Correzione o solo una pausa?

La sbandata del Dow Jones mostra quanto sia scoperto il nervo dei tassi e dell’inflazione. I rischi di contagio in Europa e in Italia. Ma il Super Bowl che si è giocato questa notte a Minneapolis dice che ci aspetta un anno Toro.

5 Febbraio 2018 09:37
financialounge -  Maurizio Novelli mercati azionari SuperBowl T-bond volatilità Wall Street Weekly Bulletin

“Una Fed costretta dai dati a rincorrere anziché precedere le dinamiche reali dell’economia è proprio il tipo di shock che potrebbe far male”. L’ultima volta lo abbiamo scritto due settimane fa. E venerdì scorso c’è stata la dimostrazione di quanto sia sensibile Wall Street a questo fattore. Un’ora prima dell’apertura esce il Job Report di gennaio, che segna una crescita dei salari del 2,9%, il guadagno mensile più forte da giugno 2009. Il pensiero del mercato va alla Fed, potrebbe essere in ritardo con i rialzi dei tassi. Il rendimento del T-bond a 10 anni schizza verso l’alto e un’ora dopo il Dow Jones parte in picchiata. A fine seduta il conto è di 666 punti (un numero satanico che ogni tanto Wall Street tira fuori non necessariamente per segnalare che siamo precipitati all’inferno, i 666 punti dello S&P 500 di marzo 2009 segnarono la fine del crollo e la partenza del Toro che dura da 9 anni) o del 2,5%, che ha portato il calo della settimana al 4,1%. Niente di spettacolare, non basta ad annullare i guadagni accumulati da inizio anno, ma un’anomalia rispetto all’andatura tranquilla al rialzo a cui si era abituati da novembre 2016.

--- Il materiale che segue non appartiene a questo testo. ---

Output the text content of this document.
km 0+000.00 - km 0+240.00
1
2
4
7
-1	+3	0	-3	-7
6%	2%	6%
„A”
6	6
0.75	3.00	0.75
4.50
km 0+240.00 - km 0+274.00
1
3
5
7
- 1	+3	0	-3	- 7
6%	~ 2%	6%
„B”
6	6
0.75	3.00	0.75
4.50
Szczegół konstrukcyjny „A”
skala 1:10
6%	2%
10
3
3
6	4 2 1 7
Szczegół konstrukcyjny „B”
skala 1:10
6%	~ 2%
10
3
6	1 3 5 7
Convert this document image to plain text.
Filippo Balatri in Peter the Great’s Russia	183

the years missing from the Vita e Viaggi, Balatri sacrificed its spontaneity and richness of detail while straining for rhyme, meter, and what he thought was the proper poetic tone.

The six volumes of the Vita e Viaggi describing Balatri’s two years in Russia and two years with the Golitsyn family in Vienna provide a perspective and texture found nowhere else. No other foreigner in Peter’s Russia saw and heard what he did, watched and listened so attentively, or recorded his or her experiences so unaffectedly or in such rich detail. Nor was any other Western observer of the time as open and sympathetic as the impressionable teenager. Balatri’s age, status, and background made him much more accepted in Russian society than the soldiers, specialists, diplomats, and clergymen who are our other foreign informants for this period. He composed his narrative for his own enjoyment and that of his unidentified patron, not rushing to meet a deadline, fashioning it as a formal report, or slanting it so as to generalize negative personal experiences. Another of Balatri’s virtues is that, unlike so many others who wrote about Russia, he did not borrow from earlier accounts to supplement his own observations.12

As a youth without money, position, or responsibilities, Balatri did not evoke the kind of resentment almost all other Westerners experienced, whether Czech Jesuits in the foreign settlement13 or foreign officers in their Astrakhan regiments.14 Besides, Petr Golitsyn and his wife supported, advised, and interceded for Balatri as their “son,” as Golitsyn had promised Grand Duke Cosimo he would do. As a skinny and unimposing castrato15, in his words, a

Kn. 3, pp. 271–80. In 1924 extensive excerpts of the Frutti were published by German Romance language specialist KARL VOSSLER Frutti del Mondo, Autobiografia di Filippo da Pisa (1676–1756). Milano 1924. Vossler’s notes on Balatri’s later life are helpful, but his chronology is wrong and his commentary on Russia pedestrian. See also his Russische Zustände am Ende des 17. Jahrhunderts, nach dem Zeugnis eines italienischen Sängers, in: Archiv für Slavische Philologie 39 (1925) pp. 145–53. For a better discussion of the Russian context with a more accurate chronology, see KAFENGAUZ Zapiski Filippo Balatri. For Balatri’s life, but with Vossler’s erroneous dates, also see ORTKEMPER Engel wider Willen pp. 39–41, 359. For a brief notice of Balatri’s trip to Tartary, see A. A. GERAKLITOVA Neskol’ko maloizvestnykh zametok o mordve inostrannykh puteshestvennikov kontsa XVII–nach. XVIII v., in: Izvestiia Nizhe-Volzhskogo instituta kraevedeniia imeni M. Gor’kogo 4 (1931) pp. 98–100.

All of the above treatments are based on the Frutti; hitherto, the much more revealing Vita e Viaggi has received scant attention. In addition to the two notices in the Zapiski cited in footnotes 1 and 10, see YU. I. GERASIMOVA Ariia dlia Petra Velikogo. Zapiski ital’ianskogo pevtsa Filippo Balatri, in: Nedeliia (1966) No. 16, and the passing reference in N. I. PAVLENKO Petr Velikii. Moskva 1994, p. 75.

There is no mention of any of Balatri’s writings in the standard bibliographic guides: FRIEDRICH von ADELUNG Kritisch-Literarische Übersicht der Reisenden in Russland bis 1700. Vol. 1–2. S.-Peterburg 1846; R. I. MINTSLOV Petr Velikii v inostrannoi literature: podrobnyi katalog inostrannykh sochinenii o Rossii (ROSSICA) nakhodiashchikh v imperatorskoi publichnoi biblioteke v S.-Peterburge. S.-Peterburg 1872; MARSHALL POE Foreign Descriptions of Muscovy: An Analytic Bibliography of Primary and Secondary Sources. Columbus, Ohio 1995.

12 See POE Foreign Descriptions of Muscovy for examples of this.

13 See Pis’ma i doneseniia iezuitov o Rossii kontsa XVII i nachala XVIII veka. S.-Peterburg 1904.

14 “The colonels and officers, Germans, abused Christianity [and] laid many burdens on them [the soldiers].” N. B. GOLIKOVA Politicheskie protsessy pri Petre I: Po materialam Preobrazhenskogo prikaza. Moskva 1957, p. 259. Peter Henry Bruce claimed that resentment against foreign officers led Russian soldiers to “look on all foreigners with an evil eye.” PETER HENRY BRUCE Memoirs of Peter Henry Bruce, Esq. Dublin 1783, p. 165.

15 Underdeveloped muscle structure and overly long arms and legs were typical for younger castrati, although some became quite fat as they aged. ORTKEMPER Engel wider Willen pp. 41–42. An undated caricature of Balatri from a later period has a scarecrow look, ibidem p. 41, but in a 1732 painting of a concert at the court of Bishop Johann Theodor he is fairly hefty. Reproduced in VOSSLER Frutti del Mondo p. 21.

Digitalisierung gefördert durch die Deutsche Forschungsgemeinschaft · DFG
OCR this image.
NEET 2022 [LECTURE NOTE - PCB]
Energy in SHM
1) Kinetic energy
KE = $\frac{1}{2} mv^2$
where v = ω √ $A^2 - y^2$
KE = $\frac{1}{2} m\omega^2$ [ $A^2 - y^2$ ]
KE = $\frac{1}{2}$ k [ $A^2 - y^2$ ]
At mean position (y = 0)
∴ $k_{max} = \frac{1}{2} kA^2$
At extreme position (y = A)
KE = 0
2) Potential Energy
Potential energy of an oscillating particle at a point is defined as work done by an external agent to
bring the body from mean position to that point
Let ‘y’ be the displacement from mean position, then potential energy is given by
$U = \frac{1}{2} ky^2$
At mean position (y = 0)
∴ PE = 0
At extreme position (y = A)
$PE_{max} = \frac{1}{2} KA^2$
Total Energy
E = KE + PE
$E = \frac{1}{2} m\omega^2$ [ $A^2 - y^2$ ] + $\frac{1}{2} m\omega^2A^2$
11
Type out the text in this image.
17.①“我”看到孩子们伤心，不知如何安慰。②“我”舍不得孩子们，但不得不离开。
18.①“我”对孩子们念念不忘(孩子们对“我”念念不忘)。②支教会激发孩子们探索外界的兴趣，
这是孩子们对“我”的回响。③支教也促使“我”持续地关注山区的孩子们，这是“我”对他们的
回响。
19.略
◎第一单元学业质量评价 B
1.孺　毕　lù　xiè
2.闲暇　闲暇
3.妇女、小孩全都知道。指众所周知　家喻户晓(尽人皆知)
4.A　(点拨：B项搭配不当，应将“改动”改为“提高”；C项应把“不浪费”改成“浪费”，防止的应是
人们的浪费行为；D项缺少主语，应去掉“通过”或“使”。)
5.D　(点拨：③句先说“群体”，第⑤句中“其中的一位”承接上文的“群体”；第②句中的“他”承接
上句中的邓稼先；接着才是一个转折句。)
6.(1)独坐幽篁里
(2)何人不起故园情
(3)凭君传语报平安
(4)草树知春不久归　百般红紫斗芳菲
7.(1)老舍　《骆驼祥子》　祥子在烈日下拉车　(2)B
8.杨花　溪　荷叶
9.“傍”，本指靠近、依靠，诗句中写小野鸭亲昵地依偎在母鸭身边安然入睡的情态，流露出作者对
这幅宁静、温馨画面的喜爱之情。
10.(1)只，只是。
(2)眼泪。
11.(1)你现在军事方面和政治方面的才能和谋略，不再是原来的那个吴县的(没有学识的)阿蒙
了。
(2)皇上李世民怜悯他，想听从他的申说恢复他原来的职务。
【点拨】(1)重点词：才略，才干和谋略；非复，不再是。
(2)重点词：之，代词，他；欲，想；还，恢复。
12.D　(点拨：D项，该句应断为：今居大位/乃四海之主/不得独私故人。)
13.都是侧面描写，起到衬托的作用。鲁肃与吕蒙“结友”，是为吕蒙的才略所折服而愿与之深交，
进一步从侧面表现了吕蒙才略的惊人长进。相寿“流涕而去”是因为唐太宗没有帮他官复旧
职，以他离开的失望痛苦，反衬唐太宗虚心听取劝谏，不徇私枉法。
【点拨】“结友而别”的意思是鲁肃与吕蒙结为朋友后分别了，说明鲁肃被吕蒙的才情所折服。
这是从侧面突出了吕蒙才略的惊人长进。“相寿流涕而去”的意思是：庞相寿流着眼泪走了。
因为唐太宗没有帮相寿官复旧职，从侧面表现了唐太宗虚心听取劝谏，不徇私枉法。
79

L’indice VIX che misura la volatilità fa un sobbalzo, e il rendimento del Treasury a 10 anni fa un passo importante verso il 3%, che nei giorni scorsi abbiamo definito la soglia del dolore sia per le azioni che per il reddito fisso, soprattutto quello ad alto rendimento.
I volumi sono stati superiori ai 500 milioni di pezzi sul Dow, nella parte alta del range visto da inizio anno, niente di spettacolare. Oltre ai bond, hanno sofferto soprattutto i cosiddetti ‘dividend stocks’ che negli ultimi anni sono stati gettonati perché il rendimento era superiore ai titoli di Stato a 2 anni, e le utilities, perché sono più sensibili al rialzo dei tassi.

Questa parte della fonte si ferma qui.